We don’t drink a lot of juice at my house, but I couldn’t resist the amazing apple cider from Suprima Farms at the Lunenburg Farmers’ Market this week. As long as we were having a treat, I decided to go whole hog. And ended up with this:
2 ½ cups apple cider
1 teaspoon vanilla
4 cinnamon sticks
2 cups heavy cream
½ cup milk
6 egg yolks
½ cup white sugar
½ cup caramel sauce (store bought or homemade—it’s easy! Try this recipe).
Heat apple cider in a saucepan over high heat. Reduce the cider to 3/4 -1 cup, stirring frequently. Remove from heat, add vanilla, stir, and set aside.

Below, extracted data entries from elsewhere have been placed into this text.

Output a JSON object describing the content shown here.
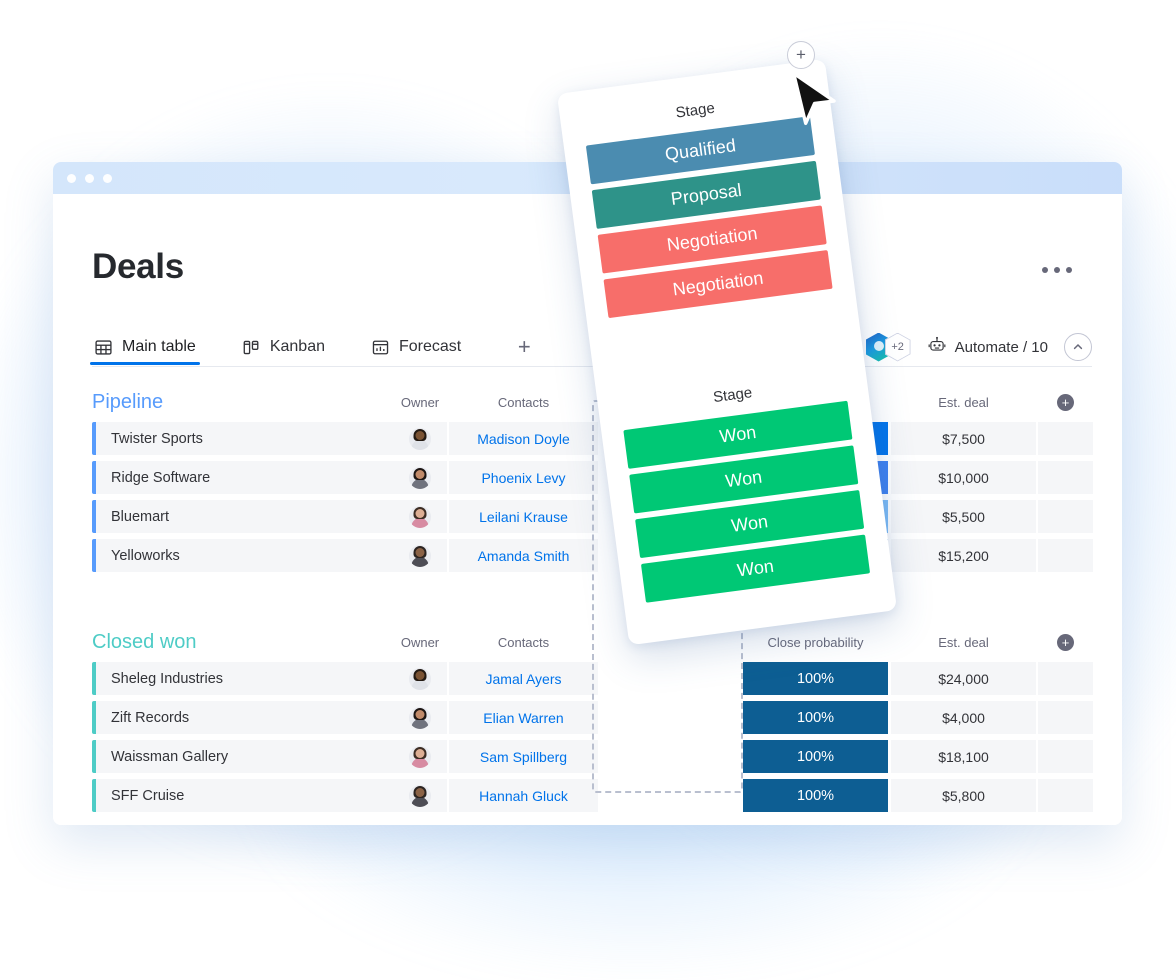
{
  "window": {
    "title_dots": 3
  },
  "header": {
    "page_title": "Deals",
    "more_label": "…"
  },
  "tabs": [
    {
      "label": "Main table",
      "icon": "table-icon",
      "active": true
    },
    {
      "label": "Kanban",
      "icon": "kanban-icon",
      "active": false
    },
    {
      "label": "Forecast",
      "icon": "forecast-chart-icon",
      "active": false
    }
  ],
  "tab_add_label": "+",
  "topright": {
    "avatar_overflow": "+2",
    "automate_label": "Automate / 10",
    "collapse_label": "⌃"
  },
  "columns": {
    "owner": "Owner",
    "contacts": "Contacts",
    "close_probability": "Close probability",
    "est_deal": "Est. deal",
    "add_column": "+"
  },
  "groups": [
    {
      "name": "Pipeline",
      "color": "#579bfc",
      "rows": [
        {
          "name": "Twister Sports",
          "contact": "Madison Doyle",
          "prob_color": "#0073ea",
          "est_deal": "$7,500"
        },
        {
          "name": "Ridge Software",
          "contact": "Phoenix Levy",
          "prob_color": "#3d80f0",
          "est_deal": "$10,000"
        },
        {
          "name": "Bluemart",
          "contact": "Leilani Krause",
          "prob_color": "#7cbcf7",
          "est_deal": "$5,500"
        },
        {
          "name": "Yelloworks",
          "contact": "Amanda Smith",
          "prob_color": "#0077c8",
          "est_deal": "$15,200"
        }
      ]
    },
    {
      "name": "Closed won",
      "color": "#4eccc6",
      "rows": [
        {
          "name": "Sheleg Industries",
          "contact": "Jamal Ayers",
          "probability": "100%",
          "prob_color": "#0d5e93",
          "est_deal": "$24,000"
        },
        {
          "name": "Zift Records",
          "contact": "Elian Warren",
          "probability": "100%",
          "prob_color": "#0d5e93",
          "est_deal": "$4,000"
        },
        {
          "name": "Waissman Gallery",
          "contact": "Sam Spillberg",
          "probability": "100%",
          "prob_color": "#0d5e93",
          "est_deal": "$18,100"
        },
        {
          "name": "SFF Cruise",
          "contact": "Hannah Gluck",
          "probability": "100%",
          "prob_color": "#0d5e93",
          "est_deal": "$5,800"
        }
      ]
    }
  ],
  "dragged_card": {
    "add_button_label": "+",
    "groups": [
      {
        "column_label": "Stage",
        "chips": [
          {
            "label": "Qualified",
            "color": "#4b8cb0"
          },
          {
            "label": "Proposal",
            "color": "#2e9389"
          },
          {
            "label": "Negotiation",
            "color": "#f76e6a"
          },
          {
            "label": "Negotiation",
            "color": "#f76e6a"
          }
        ]
      },
      {
        "column_label": "Stage",
        "chips": [
          {
            "label": "Won",
            "color": "#00c875"
          },
          {
            "label": "Won",
            "color": "#00c875"
          },
          {
            "label": "Won",
            "color": "#00c875"
          },
          {
            "label": "Won",
            "color": "#00c875"
          }
        ]
      }
    ]
  },
  "palette": {
    "accent_blue": "#0073ea",
    "pipeline": "#579bfc",
    "closed_won": "#4eccc6",
    "won_green": "#00c875",
    "negotiation_red": "#f76e6a",
    "row_bg": "#f5f6f8"
  },
  "avatar_styles": [
    {
      "skin": "#6b4a34",
      "hair": "#241a14",
      "shirt": "#e3e5ea"
    },
    {
      "skin": "#b7apple",
      "hair": "#1b1412",
      "shirt": "#6e7380"
    },
    {
      "skin": "#d9a98f",
      "hair": "#3a2a22",
      "shirt": "#d58ba0"
    },
    {
      "skin": "#7a5a42",
      "hair": "#2a2320",
      "shirt": "#4b4b52"
    }
  ]
}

Place the cinnamon sticks in a closed plastic bag and smash to shards with a hammer. Combine cinnamon shards with heavy cream a in a saucepan. Bring mixture to a simmer over medium low heat and simmer, stirring frequently, for ten minutes. Remove pan from heat, cover, and set aside to steep for one hour.
After an hour, strain shards out of the cream. Return strained cream to a clean pan. Whisk in yolks and sugar. Cook over low heat, stirring frequently and scraping the bottom of the pan, until custard thickens, about ten minutes.
Remove custard from heat and whisk to combine with milk and reduced apple cider. Refrigerate mixture overnight, then process in an ice cream maker according to manufacturer’s instructions. Just before removing from machine, pour caramel sauce into the machine in a slow stream to form a ribbon. Remove to a container and freeze until hard, 2-3 hours.
This one passes the self-control test—as in, you won’t have any, so proceed with caution. Enjoy!